An example of statistics in action: measuring faculty performance by the grades students receive in subsequent courses

Assessment, whether it is for student or faculty outcomes,  is a great area in which to find examples of statistics. This example comes from a discussion of assessing faculty by looking at how students do in subsequent courses:

[A]lmost no colleges systematically analyze students’ performance across course sequences.

That may be a lost opportunity. If colleges looked carefully at students’ performance in (for example) Calculus II courses, some scholars say, they could harvest vital information about the Calculus I sections where the students were originally trained. Which Calculus I instructors are strongest? Which kinds of homework and classroom design are most effective? Are some professors inflating grades?

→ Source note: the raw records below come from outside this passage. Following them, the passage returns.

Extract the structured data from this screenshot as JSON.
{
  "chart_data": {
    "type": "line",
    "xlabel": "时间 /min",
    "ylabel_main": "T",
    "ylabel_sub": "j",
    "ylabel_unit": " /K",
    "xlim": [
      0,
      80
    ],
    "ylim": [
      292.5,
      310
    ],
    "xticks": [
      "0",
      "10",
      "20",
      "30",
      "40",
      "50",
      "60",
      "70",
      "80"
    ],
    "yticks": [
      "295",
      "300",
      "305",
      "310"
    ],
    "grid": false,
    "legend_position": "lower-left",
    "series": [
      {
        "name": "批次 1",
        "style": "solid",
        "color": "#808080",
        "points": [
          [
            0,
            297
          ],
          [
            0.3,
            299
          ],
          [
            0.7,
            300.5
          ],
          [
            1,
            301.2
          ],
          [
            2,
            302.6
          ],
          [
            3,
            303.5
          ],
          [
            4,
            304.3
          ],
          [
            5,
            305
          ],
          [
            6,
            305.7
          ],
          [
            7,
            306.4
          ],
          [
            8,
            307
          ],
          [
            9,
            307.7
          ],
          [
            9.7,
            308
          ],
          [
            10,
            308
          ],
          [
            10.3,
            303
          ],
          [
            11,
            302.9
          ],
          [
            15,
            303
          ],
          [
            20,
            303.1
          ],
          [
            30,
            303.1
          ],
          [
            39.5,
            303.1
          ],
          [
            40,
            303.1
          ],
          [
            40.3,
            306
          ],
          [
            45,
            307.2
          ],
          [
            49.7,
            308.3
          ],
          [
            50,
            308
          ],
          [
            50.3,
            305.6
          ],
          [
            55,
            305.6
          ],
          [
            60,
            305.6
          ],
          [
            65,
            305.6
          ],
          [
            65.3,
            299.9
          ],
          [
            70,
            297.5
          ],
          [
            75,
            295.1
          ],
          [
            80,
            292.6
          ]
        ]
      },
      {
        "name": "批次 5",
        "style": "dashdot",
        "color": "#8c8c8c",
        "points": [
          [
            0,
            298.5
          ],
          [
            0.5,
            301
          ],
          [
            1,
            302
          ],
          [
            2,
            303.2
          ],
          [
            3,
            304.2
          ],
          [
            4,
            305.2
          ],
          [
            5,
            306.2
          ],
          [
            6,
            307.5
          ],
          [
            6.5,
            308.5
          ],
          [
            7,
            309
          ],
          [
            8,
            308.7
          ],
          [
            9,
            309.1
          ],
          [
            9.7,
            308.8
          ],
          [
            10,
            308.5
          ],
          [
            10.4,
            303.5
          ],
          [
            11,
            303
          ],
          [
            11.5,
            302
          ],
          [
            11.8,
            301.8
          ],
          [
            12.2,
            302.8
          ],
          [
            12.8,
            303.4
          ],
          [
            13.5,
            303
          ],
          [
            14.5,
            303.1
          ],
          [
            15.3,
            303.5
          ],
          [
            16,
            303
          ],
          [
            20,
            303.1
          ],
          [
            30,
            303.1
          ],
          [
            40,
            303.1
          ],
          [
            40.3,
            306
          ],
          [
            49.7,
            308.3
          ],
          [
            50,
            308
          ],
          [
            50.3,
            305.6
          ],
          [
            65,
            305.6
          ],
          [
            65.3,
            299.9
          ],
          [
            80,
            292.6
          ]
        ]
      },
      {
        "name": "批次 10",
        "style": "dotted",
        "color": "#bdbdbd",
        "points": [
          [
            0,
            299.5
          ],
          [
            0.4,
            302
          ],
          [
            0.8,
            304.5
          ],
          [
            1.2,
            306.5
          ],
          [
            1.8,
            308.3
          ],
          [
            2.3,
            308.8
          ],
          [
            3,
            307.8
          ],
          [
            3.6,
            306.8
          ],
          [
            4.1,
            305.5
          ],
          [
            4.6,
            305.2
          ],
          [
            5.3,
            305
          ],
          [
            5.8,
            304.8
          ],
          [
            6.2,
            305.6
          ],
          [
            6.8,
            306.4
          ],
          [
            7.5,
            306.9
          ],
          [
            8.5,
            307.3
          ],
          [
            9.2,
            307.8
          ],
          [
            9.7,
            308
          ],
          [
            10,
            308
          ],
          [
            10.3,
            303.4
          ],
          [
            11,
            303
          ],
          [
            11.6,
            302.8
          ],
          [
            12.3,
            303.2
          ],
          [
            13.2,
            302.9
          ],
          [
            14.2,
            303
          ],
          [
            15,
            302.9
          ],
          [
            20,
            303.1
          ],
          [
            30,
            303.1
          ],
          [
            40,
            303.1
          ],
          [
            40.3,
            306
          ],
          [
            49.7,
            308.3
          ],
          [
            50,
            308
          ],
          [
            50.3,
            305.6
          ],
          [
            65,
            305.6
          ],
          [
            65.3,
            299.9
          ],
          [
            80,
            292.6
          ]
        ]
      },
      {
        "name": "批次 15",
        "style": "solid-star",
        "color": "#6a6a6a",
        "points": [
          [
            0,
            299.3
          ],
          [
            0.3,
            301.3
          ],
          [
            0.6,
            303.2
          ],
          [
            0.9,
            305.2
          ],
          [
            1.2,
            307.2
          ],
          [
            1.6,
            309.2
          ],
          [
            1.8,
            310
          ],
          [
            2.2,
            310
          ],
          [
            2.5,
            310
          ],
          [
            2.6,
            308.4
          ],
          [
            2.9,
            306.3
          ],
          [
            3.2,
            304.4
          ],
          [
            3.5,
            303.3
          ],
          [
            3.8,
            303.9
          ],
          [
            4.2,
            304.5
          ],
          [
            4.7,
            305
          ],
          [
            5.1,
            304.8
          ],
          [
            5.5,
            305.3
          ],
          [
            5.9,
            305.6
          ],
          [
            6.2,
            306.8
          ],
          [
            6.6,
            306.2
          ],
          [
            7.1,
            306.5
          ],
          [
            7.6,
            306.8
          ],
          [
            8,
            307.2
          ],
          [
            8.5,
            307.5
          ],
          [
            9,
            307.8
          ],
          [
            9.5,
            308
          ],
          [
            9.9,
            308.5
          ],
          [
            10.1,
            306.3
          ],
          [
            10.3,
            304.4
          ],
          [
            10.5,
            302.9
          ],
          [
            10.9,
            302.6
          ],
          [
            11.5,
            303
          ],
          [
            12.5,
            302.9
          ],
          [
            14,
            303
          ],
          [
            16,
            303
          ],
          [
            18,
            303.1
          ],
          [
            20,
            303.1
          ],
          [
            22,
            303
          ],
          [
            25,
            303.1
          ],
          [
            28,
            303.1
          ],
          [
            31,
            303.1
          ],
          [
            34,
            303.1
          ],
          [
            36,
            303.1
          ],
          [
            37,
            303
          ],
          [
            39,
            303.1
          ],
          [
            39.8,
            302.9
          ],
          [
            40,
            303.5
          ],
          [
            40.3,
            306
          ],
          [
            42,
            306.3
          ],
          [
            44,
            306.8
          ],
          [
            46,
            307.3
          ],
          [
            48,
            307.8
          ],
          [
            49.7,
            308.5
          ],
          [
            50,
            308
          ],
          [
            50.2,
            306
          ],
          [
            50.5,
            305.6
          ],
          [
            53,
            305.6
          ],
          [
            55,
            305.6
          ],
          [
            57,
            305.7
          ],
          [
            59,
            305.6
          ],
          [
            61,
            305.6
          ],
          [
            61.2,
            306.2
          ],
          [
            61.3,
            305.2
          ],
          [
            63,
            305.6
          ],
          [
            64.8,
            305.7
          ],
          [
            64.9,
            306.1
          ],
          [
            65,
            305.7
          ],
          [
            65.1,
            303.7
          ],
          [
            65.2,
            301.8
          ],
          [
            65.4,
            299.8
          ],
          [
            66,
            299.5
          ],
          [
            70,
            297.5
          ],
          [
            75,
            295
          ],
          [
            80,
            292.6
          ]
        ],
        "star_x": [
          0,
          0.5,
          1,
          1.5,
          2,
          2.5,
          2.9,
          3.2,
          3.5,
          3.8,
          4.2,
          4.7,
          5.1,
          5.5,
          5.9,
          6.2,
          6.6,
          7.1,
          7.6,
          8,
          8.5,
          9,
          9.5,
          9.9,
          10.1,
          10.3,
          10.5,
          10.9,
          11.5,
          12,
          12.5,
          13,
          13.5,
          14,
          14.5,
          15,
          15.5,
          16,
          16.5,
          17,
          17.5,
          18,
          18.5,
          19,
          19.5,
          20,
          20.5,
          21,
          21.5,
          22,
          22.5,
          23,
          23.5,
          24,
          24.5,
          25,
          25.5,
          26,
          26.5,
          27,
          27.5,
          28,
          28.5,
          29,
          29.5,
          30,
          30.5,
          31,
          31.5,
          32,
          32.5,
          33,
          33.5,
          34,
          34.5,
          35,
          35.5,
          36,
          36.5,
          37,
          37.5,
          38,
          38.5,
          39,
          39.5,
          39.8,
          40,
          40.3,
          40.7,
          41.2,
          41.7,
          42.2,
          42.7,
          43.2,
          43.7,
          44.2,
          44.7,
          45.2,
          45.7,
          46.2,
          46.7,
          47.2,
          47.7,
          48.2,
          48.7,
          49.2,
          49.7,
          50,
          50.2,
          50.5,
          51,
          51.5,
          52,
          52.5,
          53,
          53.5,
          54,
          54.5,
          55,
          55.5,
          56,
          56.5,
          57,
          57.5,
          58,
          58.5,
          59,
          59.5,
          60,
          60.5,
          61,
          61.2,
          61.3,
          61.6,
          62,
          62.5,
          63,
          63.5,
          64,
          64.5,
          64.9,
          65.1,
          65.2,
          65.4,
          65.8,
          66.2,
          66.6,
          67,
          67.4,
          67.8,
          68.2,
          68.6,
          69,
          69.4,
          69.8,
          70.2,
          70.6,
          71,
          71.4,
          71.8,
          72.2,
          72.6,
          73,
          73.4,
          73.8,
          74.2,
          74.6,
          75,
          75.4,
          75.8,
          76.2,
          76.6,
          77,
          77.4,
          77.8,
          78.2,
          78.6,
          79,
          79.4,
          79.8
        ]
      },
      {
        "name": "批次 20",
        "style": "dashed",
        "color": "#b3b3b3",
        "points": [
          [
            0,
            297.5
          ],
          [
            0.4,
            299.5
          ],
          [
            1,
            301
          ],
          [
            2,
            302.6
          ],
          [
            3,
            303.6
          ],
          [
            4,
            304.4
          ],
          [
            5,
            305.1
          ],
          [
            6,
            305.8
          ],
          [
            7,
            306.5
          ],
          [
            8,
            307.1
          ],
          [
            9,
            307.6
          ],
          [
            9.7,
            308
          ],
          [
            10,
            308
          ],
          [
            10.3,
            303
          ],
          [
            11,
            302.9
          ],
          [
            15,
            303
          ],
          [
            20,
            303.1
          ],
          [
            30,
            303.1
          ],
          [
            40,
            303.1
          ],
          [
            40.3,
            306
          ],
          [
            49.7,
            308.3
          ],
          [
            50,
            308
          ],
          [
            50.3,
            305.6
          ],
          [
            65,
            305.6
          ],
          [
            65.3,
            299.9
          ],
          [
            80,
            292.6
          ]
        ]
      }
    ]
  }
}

Analyzing subsequent-course preparedness “is going to give you a much, much more-reliable signal of quality than traditional course-evaluation forms,” says Bruce A. Weinberg, an associate professor of economics at Ohio State University who recently scrutinized more than 14,000 students’ performance across course sequences in his department.

Other scholars, however, contend that it is not so easy to play this game. In practice, they say, course-sequence data are almost impossible to analyze. Dozens of confounding variables can cloud the picture. If the best-prepared students in a Spanish II course come from the Spanish I section that met at 8 a.m., is that because that section had the best instructor, or is it because the kind of student who is willing to wake up at dawn is also the kind of student who is likely to be academically strong?

It sounds like the relevant grade data for this sort of analysis would not be difficult. The hard part is making sure the analysis includes all of the potentially relevant factors, “confounding variables,” that could influence student performance.

One way to limit these issues is to limit student choice regarding sections and instructors. Interesting, this article cites studies done at the Air Force Academy, where students don’t have many options in the Calculus I-II sequence. In summary, this setting means “the Air Force Academy [is] a beautifully sterile environment for studying course sequences.”

Some interesting findings both from the Air Force Academy and Duke: students who were in introductory/earlier classes that they considered more difficult or stringent did better in subsequent courses.